Главная союзная армия, при которой находился император Александр Павлович, почти без выстрела прошла Везун, Лангр, Шалок, Баркюр-Об. Французы пока отступали, словно наученные погубившею их кутузовской тактикою.

В мрачную январскую ночь фельдмаршал Блюхер, (командующий прусскими войсками), в сильной степени подкрепленный русским отрядом генерала Сакена, обрушился на поджидавшего его под Бриеном Наполеона.

Семьдесят отбитых у французов пушек и три тысячи пленных дали право генералу Сакену заключить свой рапорт Государю словами: «В сей достопамятный и великолепный день Наполеон перестал быть опасным врагом для человеческого рода». На что Александр I может сказать: «Я дарю вселенный мир».

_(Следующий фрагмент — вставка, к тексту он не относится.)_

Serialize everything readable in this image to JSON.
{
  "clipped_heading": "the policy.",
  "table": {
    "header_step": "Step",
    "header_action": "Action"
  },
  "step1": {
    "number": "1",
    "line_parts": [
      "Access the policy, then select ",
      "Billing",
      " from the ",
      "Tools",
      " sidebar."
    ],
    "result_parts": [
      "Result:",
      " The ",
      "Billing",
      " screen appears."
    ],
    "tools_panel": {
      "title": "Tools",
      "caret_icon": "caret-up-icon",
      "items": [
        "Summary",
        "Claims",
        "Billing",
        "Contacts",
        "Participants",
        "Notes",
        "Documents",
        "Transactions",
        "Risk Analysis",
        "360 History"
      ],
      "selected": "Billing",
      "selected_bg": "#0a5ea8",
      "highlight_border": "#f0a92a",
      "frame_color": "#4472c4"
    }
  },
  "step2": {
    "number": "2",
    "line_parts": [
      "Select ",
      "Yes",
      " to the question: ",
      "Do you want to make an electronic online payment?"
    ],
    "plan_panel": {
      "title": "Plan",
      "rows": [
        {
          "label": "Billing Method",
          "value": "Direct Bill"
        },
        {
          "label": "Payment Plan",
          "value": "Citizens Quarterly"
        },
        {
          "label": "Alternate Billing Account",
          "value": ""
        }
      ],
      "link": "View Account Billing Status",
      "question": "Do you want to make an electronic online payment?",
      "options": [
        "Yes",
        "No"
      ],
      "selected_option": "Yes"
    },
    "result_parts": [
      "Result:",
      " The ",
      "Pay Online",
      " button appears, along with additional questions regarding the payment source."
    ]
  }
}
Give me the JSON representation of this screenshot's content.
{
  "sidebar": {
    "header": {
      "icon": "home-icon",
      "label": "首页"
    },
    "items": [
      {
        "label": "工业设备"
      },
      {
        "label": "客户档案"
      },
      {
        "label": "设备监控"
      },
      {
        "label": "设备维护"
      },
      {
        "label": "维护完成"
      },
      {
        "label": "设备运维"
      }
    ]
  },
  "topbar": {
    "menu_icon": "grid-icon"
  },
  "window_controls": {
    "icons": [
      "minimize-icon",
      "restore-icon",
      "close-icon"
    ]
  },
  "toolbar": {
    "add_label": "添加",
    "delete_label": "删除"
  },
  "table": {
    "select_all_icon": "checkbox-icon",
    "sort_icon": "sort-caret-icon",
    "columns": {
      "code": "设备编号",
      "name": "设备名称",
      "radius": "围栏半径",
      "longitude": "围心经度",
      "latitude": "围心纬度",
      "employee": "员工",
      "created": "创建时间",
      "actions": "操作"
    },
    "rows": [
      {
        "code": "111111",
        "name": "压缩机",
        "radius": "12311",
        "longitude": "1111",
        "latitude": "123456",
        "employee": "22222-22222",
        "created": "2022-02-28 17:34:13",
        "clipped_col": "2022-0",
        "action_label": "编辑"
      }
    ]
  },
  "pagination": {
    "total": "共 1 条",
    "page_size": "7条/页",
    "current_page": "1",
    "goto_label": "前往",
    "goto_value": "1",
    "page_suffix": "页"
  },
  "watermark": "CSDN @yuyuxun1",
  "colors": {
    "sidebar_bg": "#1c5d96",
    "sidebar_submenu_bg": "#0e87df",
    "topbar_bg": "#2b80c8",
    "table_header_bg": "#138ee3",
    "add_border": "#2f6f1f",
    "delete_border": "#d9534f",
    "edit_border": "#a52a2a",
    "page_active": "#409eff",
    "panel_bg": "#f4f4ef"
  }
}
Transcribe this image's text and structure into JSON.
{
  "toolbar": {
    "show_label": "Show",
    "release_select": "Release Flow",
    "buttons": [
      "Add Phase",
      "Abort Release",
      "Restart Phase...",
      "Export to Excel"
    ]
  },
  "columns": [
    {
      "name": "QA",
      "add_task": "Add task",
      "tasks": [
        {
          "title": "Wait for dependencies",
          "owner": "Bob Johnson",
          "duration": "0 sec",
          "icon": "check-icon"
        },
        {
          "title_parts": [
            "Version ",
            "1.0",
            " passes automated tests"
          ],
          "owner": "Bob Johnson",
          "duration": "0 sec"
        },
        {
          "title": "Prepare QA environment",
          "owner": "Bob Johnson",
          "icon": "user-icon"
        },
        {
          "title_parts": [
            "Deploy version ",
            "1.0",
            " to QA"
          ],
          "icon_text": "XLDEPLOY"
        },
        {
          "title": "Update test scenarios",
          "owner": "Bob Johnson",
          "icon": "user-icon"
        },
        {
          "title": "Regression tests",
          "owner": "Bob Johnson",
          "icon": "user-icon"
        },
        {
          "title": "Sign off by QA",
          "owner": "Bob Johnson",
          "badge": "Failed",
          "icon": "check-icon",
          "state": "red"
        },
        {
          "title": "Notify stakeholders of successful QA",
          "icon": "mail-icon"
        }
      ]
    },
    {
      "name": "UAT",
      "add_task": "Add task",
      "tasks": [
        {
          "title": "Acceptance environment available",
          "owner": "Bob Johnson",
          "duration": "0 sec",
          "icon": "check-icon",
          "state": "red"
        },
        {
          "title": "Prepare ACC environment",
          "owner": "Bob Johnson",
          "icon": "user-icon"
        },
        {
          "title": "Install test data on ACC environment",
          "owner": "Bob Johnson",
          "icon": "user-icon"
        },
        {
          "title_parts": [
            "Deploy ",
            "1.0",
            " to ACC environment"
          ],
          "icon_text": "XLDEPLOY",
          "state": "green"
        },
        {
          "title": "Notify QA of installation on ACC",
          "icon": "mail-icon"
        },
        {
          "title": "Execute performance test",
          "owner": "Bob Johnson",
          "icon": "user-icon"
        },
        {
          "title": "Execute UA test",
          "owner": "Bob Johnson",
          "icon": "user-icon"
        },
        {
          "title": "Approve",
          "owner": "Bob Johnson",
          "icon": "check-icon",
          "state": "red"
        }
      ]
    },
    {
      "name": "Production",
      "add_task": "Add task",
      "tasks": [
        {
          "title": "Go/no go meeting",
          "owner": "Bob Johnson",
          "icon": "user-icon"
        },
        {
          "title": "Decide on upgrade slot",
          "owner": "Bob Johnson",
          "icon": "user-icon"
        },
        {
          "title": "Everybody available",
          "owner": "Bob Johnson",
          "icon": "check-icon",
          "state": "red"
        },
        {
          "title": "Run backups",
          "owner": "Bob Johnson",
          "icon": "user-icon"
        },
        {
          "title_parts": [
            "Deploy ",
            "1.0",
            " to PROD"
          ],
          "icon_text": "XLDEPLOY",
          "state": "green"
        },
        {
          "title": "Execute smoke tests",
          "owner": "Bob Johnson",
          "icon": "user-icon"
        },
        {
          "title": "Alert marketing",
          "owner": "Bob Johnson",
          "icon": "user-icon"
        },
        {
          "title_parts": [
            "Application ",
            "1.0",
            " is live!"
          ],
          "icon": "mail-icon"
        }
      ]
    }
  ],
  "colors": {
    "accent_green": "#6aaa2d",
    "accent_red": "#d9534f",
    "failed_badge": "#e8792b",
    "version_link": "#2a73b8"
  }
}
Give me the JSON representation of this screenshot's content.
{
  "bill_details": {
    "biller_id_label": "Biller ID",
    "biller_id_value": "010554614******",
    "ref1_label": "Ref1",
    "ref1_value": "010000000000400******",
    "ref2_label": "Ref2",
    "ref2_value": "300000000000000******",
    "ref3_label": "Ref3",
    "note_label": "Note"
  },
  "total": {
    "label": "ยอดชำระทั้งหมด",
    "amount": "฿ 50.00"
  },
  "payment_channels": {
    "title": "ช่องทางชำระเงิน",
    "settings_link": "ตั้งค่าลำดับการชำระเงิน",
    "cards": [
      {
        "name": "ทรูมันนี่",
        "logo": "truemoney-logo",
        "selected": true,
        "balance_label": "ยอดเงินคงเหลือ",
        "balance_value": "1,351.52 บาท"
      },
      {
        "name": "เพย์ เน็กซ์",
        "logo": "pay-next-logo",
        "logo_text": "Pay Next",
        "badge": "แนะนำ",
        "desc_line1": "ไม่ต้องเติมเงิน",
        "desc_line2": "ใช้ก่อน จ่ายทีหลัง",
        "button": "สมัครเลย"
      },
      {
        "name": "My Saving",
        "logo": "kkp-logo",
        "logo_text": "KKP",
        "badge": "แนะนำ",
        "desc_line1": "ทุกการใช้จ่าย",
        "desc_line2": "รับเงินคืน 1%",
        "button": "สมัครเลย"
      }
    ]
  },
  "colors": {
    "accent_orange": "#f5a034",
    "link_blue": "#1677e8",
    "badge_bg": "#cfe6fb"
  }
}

Но в действительности до мира было еще не так-то близко.

Испытав поражение, Наполеон не упал духом, а наоборот, словно воспрянул. Воспользовавшись беспечностью рано возликовавшего Блюхера, Наполеон нанес ему ряд чувствительных ударов и отбросил его к Шалону.

Промахи Блюхера пришлось опять поправлять Русским: генерал Чернышев блестящим штурмом в два часа взял сильно укрепленный Суассон. 3 февраля казак Платов заставил сдаться Немур.

Наполеон возместил свою неудачу поражением русского корпуса Витгенштейна, не поддержанного Австрийцами, хотя они и стояли по близости, но объясняли свою уклончивость, тем, что им по предварительной диспозиции не велено было завязывать боя.

Вскоре и австрийский вождь князь Шварценберг, командовавший так называемою главною армией, отступил под сильным натиском Наполеона около Труа. Австрия и Пруссия заколебались.

Пошли разговоры о дальнейшем отступлении. Союз с Россией сохранился только благодаря энергично высказанной императором Александром угрозе отделиться от союзной армии и с одними русскими войсками двинуться на Париж.

С середины февраля 1814 г. военное счастье уже редко стало баловать Наполеона. В последний раз Александр и Наполеон сошлись в упорной битве под Арсисом. Наполеон на этот раз поставил на карту все то, что у него было: посылал в атаку свой личный конвой и несколько раз сам обнажал шпагу.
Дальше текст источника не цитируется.